Growing up in a household with 3 brothers, competition showed up just about everywhere. When they started disappearing on Sundays to watch football – I insisted on getting involved. Naturally, in the spirit of competition, I picked my team by choosing the mortal enemy of my brother’s team. He cheers for the Minnesota Vikings, so since that day my Sunday hopes and dreams have lived with the Green Bay Packers.
As someone new to the game, I set out to learn everything; the rules, the players and the history. I wanted to hit the ground running (there’s that competitive thing again). Sundays slowly became my favourite day of the week and I lived for the emotional rollercoaster that every play took me on. What I didn’t realize was that I was actually participating in something much larger than a few touchdowns. On the surface winning is obviously the best part, there is no doubt about that – but what I was learning was that it was the practice of football that had me so focused on coming back for more.

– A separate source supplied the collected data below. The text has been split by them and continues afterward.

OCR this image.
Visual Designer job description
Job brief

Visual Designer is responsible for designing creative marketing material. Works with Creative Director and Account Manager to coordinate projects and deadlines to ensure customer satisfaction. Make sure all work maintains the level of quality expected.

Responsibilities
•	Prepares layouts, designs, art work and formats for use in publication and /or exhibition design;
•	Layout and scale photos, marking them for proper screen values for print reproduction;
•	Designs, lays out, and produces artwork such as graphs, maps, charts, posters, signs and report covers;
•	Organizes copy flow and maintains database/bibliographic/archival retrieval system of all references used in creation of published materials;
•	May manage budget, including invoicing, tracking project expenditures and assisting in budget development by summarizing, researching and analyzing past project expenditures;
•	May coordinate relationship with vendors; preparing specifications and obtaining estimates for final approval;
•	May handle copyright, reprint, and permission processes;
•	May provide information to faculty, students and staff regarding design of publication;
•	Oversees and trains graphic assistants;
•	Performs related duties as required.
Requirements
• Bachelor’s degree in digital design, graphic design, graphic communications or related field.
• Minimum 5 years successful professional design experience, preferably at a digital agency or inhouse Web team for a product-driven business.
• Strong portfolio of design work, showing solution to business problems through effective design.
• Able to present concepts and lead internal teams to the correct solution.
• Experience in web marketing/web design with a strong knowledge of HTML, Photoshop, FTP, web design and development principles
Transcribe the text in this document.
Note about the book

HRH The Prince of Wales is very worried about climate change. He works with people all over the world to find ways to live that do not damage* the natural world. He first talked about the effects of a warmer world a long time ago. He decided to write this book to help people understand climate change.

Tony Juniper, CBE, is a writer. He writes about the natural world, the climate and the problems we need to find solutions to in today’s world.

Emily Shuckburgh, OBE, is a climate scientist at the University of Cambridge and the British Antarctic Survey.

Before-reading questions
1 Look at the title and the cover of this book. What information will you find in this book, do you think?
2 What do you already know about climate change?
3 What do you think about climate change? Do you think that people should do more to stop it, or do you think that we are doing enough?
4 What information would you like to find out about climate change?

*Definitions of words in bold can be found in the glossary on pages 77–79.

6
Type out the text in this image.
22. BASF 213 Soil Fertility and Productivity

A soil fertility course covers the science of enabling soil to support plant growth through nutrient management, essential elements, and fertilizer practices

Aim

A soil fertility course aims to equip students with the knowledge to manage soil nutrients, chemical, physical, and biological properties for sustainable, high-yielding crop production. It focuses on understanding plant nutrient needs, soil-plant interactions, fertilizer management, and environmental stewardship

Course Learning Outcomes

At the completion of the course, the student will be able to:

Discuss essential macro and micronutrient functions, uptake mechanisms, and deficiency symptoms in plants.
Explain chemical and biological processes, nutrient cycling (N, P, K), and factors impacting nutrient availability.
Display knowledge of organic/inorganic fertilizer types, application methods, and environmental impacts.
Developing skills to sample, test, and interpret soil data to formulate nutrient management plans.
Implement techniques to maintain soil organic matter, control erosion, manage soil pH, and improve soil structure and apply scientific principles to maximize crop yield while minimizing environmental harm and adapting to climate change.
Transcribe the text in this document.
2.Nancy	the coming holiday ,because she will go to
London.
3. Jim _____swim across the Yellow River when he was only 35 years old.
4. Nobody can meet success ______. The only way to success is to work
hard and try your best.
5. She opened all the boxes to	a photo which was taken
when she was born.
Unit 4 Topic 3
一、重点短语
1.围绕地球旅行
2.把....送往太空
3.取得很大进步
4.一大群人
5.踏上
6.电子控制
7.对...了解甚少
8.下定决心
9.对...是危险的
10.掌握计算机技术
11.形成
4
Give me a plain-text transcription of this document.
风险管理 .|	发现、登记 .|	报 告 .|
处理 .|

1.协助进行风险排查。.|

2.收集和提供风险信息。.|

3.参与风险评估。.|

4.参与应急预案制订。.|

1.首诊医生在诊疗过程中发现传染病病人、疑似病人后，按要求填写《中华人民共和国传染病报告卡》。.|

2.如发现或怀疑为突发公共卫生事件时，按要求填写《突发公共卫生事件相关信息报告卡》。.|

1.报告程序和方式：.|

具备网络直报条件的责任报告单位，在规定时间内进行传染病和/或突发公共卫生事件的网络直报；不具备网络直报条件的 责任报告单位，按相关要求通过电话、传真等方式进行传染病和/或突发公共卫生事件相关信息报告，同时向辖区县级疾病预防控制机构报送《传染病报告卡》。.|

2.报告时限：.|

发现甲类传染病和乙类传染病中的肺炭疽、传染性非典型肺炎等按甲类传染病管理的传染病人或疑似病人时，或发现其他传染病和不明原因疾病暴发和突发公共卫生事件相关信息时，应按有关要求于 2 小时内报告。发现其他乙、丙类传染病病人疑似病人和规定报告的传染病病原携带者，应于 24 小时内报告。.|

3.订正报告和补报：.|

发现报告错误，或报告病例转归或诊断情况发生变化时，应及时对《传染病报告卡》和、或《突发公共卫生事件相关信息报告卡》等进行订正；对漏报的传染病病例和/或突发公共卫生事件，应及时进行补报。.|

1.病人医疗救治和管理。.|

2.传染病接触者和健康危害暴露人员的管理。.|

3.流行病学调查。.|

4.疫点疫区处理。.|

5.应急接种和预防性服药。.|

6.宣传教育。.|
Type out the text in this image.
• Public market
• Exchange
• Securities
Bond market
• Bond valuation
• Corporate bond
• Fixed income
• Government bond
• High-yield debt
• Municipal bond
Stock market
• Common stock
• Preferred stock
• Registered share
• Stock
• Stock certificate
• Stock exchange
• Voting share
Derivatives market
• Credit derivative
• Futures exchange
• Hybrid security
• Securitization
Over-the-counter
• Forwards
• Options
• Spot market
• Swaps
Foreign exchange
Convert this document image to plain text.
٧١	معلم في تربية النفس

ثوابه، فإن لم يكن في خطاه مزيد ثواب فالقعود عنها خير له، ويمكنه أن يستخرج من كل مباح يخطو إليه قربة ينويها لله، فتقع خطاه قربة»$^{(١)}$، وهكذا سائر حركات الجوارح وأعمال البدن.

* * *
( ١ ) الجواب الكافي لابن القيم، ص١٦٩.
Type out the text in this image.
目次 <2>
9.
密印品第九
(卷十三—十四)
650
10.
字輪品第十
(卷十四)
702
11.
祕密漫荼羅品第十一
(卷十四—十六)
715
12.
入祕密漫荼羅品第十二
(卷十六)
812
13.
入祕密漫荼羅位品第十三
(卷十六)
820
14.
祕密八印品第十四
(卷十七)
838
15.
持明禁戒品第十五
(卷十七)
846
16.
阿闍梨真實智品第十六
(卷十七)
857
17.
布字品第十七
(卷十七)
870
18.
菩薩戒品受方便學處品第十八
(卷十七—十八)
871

I’m not talking pads and drills practice, I’m talking about the ritual that brings friends together for 17 Sundays. No matter what happens in my week, on the 7th day I meet up with friends and family alike to spend uninterrupted time together. Rivalries spark conversations and it’s easy to meet new people around you because of the common interest. You’re wearing the same colour jersey as me - good, different colour – bad, but we’ll probably be friends anyway. The passion for your team overshadows the work-week behind you and the camaraderie of the day delays the week ahead. Everyone’s energy is focused in the same place at the same time – a rare occurrence these days.
When you look past what happens on the field, you’re met with a dynamic group of people united by 4 quarters of football. Some fans can point out the intricacies of a defense while others can barely tell which team is on offence, but regardless of their level of knowledge they are spending their Sundays experiencing the practice of football. This practice of football is a room full of people whose minds are clear from outside distractions, living in a moment together. It may seem bold to claim that football is not about competition, but when I look at what it brings to my life I see something that brings people together rather than divides them.
Is there an unlikely place you find serenity and calm? And who are you cheering for today?